My company used a self-developed OA software.

It’s quite lovely.

Supports calendar, inner text message, mailbox, signup, etc.

Even an inner social network, similar to the WeChat Moments.

But we switched to DingTalk early this year.

It was hard, I suppose, to maintain a quite complex OA system independently.

Especially when we are still a quite small business, with three to four hundred staff.

DingTalk was almost born to be evil, in some critics’ eyes.

For it’s an Alibaba APP.

I tried DingTalk a few years ago, when it was still a start-up project.
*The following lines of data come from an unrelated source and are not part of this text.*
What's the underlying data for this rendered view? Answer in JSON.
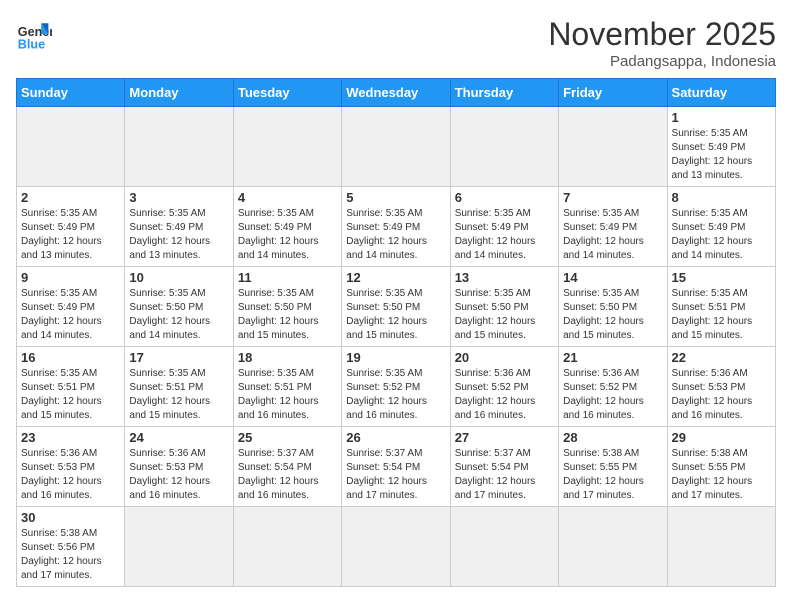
{
  "header": {
    "logo": {
      "general": "General",
      "blue": "Blue"
    },
    "title": "November 2025",
    "location": "Padangsappa, Indonesia"
  },
  "calendar": {
    "headers": [
      "Sunday",
      "Monday",
      "Tuesday",
      "Wednesday",
      "Thursday",
      "Friday",
      "Saturday"
    ],
    "weeks": [
      [
        {
          "day": "",
          "info": "",
          "empty": true
        },
        {
          "day": "",
          "info": "",
          "empty": true
        },
        {
          "day": "",
          "info": "",
          "empty": true
        },
        {
          "day": "",
          "info": "",
          "empty": true
        },
        {
          "day": "",
          "info": "",
          "empty": true
        },
        {
          "day": "",
          "info": "",
          "empty": true
        },
        {
          "day": "1",
          "info": "Sunrise: 5:35 AM\nSunset: 5:49 PM\nDaylight: 12 hours and 13 minutes.",
          "empty": false
        }
      ],
      [
        {
          "day": "2",
          "info": "Sunrise: 5:35 AM\nSunset: 5:49 PM\nDaylight: 12 hours and 13 minutes.",
          "empty": false
        },
        {
          "day": "3",
          "info": "Sunrise: 5:35 AM\nSunset: 5:49 PM\nDaylight: 12 hours and 13 minutes.",
          "empty": false
        },
        {
          "day": "4",
          "info": "Sunrise: 5:35 AM\nSunset: 5:49 PM\nDaylight: 12 hours and 14 minutes.",
          "empty": false
        },
        {
          "day": "5",
          "info": "Sunrise: 5:35 AM\nSunset: 5:49 PM\nDaylight: 12 hours and 14 minutes.",
          "empty": false
        },
        {
          "day": "6",
          "info": "Sunrise: 5:35 AM\nSunset: 5:49 PM\nDaylight: 12 hours and 14 minutes.",
          "empty": false
        },
        {
          "day": "7",
          "info": "Sunrise: 5:35 AM\nSunset: 5:49 PM\nDaylight: 12 hours and 14 minutes.",
          "empty": false
        },
        {
          "day": "8",
          "info": "Sunrise: 5:35 AM\nSunset: 5:49 PM\nDaylight: 12 hours and 14 minutes.",
          "empty": false
        }
      ],
      [
        {
          "day": "9",
          "info": "Sunrise: 5:35 AM\nSunset: 5:49 PM\nDaylight: 12 hours and 14 minutes.",
          "empty": false
        },
        {
          "day": "10",
          "info": "Sunrise: 5:35 AM\nSunset: 5:50 PM\nDaylight: 12 hours and 14 minutes.",
          "empty": false
        },
        {
          "day": "11",
          "info": "Sunrise: 5:35 AM\nSunset: 5:50 PM\nDaylight: 12 hours and 15 minutes.",
          "empty": false
        },
        {
          "day": "12",
          "info": "Sunrise: 5:35 AM\nSunset: 5:50 PM\nDaylight: 12 hours and 15 minutes.",
          "empty": false
        },
        {
          "day": "13",
          "info": "Sunrise: 5:35 AM\nSunset: 5:50 PM\nDaylight: 12 hours and 15 minutes.",
          "empty": false
        },
        {
          "day": "14",
          "info": "Sunrise: 5:35 AM\nSunset: 5:50 PM\nDaylight: 12 hours and 15 minutes.",
          "empty": false
        },
        {
          "day": "15",
          "info": "Sunrise: 5:35 AM\nSunset: 5:51 PM\nDaylight: 12 hours and 15 minutes.",
          "empty": false
        }
      ],
      [
        {
          "day": "16",
          "info": "Sunrise: 5:35 AM\nSunset: 5:51 PM\nDaylight: 12 hours and 15 minutes.",
          "empty": false
        },
        {
          "day": "17",
          "info": "Sunrise: 5:35 AM\nSunset: 5:51 PM\nDaylight: 12 hours and 15 minutes.",
          "empty": false
        },
        {
          "day": "18",
          "info": "Sunrise: 5:35 AM\nSunset: 5:51 PM\nDaylight: 12 hours and 16 minutes.",
          "empty": false
        },
        {
          "day": "19",
          "info": "Sunrise: 5:35 AM\nSunset: 5:52 PM\nDaylight: 12 hours and 16 minutes.",
          "empty": false
        },
        {
          "day": "20",
          "info": "Sunrise: 5:36 AM\nSunset: 5:52 PM\nDaylight: 12 hours and 16 minutes.",
          "empty": false
        },
        {
          "day": "21",
          "info": "Sunrise: 5:36 AM\nSunset: 5:52 PM\nDaylight: 12 hours and 16 minutes.",
          "empty": false
        },
        {
          "day": "22",
          "info": "Sunrise: 5:36 AM\nSunset: 5:53 PM\nDaylight: 12 hours and 16 minutes.",
          "empty": false
        }
      ],
      [
        {
          "day": "23",
          "info": "Sunrise: 5:36 AM\nSunset: 5:53 PM\nDaylight: 12 hours and 16 minutes.",
          "empty": false
        },
        {
          "day": "24",
          "info": "Sunrise: 5:36 AM\nSunset: 5:53 PM\nDaylight: 12 hours and 16 minutes.",
          "empty": false
        },
        {
          "day": "25",
          "info": "Sunrise: 5:37 AM\nSunset: 5:54 PM\nDaylight: 12 hours and 16 minutes.",
          "empty": false
        },
        {
          "day": "26",
          "info": "Sunrise: 5:37 AM\nSunset: 5:54 PM\nDaylight: 12 hours and 17 minutes.",
          "empty": false
        },
        {
          "day": "27",
          "info": "Sunrise: 5:37 AM\nSunset: 5:54 PM\nDaylight: 12 hours and 17 minutes.",
          "empty": false
        },
        {
          "day": "28",
          "info": "Sunrise: 5:38 AM\nSunset: 5:55 PM\nDaylight: 12 hours and 17 minutes.",
          "empty": false
        },
        {
          "day": "29",
          "info": "Sunrise: 5:38 AM\nSunset: 5:55 PM\nDaylight: 12 hours and 17 minutes.",
          "empty": false
        }
      ],
      [
        {
          "day": "30",
          "info": "Sunrise: 5:38 AM\nSunset: 5:56 PM\nDaylight: 12 hours and 17 minutes.",
          "empty": false
        },
        {
          "day": "",
          "info": "",
          "empty": true
        },
        {
          "day": "",
          "info": "",
          "empty": true
        },
        {
          "day": "",
          "info": "",
          "empty": true
        },
        {
          "day": "",
          "info": "",
          "empty": true
        },
        {
          "day": "",
          "info": "",
          "empty": true
        },
        {
          "day": "",
          "info": "",
          "empty": true
        }
      ]
    ]
  }
}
It impressed me that, it can enforce almost anyone in the organization to respond to you, without too much trouble.

It can be evil, as it enables the leaders without any sense of the boundaries between the work hours and personal hours.

On the other hand, I’m a believer in the innocence of the technologies.

As I mentioned above, my company switched to DingTalk about half a year ago.

Luckily, my boss never forced any of us to respond ASAP using DingTalk.

(He, indeed, would mention me, or direct message others on GitHub issue, on Slack, or on any communication channels as he sees fit around the clock. Without expecting the response before the office hour starts. But that’s another story.)

Still, my point is proved.

Today, DingTalk reaches 200 million users.

Congratulations.

And let’s make a wish: More my bosses and less the devil’s pawns.